Aller au contenu

Page:Revue des Deux Mondes - 1845 - tome 11.djvu/391

La bibliothèque libre.
Le texte de cette page a été corrigé et est conforme au fac-similé.

Histoire de l’École d’Alexandrie, par M. Jules Simon ; deuxième et dernier volume[1]. — Ce volume est le complément de l’important travail que M. Jules Simon a entrepris sur la moins connue des grandes écoles de l’antiquité, travail dont la première partie a été dans ce recueil l’objet d’une appréciation étendue. Plein d’admiration pour le génie de Plotin, qui est le véritable père de la doctrine philosophique d’Alexandrie, et qui a fourni à ses successeurs, même à Proclus, toute la substance de leurs systèmes, M. Jules Simon avait consacré la plus grande partie de son premier volume à l’exposition approfondie du panthéisme mystique des Ennéades. Le volume qui vient d’être publié nous montre l’école d’Alexandrie sous un jour nouveau ; avec une science non moins exacte, il a plus de mouvement et de variété. Nous ne connaissions encore d’Alexandrie que ses spéculations abstraites ; M. Jules Simon nous montre aujourd’hui le rôle qu’elle a joué dans les grandes affaires du monde. Au temps de Plotin, il semble que l’école se prépare et s’arme en silence, dans l’attente d’un inévitable combat. Porphyre engage la bataille par son livre contre les chrétiens ; l’authenticité des Écritures, la divinité de Jésus-Christ, sont tour à tour l’objet de ses véhémentes attaques. Le Christ, à ses yeux, n’est qu’un sage, et le prophète Daniel n’a prédit qu’après coup. Jamblique va au-delà de Porphyre ; il ne veut pas seulement détruire le christianisme ; il aspire à le remplacer. Héritier de la pensée de Jamblique, enfant d’Athènes et d’Alexandrie, élève des Maxime et des Chrysanthe, ami de Libanius, Julien met au service de la philosophie, avec toutes les forces de l’empire, l’enthousiasme d’un sectaire et l’ame d’un héros ; mais le christianisme persécuté traverse en triomphant ce rapide orage, et accable à son tour Alexandrie du double poids de la puissance impériale et de la supériorité des idées. L’école décline avec Plutarque et Syrianus ; Proclus la relève un instant, mais sans pouvoir la sauver, et la vaste érudition de ce rare génie, un des plus brillans qu’Alexandrie ait produits, ne sert qu’à honorer sa chute.

Tel est le vaste et imposant tableau que M. Jules Simon déroule sous nos yeux.

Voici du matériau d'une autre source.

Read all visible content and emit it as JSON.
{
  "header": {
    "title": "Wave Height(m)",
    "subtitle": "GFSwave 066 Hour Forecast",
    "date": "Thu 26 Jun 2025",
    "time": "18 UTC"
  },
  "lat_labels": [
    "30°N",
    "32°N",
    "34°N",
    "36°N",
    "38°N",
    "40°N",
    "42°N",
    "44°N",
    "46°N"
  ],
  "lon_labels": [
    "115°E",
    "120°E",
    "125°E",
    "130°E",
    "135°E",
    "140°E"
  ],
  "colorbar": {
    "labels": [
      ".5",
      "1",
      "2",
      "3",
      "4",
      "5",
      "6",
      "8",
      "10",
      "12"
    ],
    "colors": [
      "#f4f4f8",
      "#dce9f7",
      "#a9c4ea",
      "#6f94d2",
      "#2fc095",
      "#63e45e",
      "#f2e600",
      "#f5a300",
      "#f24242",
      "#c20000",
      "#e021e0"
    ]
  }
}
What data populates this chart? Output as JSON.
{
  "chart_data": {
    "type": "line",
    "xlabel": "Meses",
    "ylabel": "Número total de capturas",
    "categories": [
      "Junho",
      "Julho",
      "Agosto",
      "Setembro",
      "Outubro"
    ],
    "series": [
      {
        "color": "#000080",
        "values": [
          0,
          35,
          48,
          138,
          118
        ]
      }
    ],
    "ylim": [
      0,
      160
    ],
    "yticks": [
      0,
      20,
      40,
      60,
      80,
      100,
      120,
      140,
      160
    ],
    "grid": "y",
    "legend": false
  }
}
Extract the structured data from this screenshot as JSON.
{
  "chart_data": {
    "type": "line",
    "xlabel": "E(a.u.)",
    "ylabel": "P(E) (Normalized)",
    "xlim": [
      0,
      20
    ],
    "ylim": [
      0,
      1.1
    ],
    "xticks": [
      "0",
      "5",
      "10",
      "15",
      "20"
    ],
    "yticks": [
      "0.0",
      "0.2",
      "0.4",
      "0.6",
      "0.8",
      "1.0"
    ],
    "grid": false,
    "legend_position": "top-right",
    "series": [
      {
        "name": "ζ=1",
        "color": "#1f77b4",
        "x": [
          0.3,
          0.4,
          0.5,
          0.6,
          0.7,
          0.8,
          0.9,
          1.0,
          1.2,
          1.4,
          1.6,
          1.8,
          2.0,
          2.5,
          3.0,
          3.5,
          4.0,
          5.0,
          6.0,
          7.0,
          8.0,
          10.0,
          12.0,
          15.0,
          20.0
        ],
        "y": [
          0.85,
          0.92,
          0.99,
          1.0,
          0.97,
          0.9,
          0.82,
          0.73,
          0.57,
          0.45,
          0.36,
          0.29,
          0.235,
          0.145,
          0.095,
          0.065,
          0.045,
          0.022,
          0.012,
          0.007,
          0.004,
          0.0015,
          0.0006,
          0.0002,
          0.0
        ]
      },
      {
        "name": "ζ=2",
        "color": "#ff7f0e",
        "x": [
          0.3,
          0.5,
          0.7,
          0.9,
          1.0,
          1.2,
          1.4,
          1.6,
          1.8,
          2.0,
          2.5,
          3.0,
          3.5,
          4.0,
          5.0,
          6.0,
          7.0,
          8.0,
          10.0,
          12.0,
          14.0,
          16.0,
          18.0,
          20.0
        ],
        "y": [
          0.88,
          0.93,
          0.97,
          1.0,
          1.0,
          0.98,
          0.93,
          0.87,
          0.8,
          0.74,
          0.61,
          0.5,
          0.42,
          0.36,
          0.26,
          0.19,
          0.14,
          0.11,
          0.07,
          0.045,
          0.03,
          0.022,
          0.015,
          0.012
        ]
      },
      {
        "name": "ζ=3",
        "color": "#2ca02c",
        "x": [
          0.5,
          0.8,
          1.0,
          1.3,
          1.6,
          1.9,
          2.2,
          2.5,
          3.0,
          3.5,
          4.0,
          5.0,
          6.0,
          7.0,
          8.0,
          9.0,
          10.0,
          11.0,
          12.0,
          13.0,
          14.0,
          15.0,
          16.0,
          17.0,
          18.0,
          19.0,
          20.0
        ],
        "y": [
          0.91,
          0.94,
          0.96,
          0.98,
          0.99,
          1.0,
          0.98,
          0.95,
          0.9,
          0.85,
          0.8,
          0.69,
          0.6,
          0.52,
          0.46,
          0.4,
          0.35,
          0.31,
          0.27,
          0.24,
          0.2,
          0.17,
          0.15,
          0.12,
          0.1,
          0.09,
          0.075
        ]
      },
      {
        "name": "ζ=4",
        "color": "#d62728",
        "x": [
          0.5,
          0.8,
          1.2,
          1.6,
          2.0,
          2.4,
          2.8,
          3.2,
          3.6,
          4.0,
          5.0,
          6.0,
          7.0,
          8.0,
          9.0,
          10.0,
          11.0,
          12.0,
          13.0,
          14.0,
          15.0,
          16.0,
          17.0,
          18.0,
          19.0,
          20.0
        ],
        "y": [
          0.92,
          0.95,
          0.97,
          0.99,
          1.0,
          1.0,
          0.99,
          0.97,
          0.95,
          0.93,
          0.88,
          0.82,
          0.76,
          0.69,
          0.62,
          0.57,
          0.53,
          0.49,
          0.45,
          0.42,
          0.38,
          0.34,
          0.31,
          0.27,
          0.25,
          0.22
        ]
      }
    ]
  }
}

Autour des grands noms de l’école d’Alexandrie viennent se grouper des personnages moins illustres, mais qu’une histoire complète ne devait pas dédaigner : Origène, que l’on a souvent confondu avec le célèbre père de l’église de ce nom ; Longin, rhéteur et philosophe, plus connu par le Traité du Sublime, dont il n’est pas l’auteur, que par ses spéculations métaphysiques ; Amélius, élève de Plotin, rival de Porphyre, dont la doctrine, qui semblait perdue, est restituée par M. Jules Simon avec une rare sagacité.

Mais le principal intérêt de ce vaste récit se concentre naturellement sur les quatre personnages dont les noms marquent, après celui de Plotin, les phases successives de la destinée d’Alexandrie, je veux dire Porphyre, Jamblique, Julien et Proclus. Un caractère commun nous frappe dans ces génies

  1. Chez Joubert, rue des Grés, 14.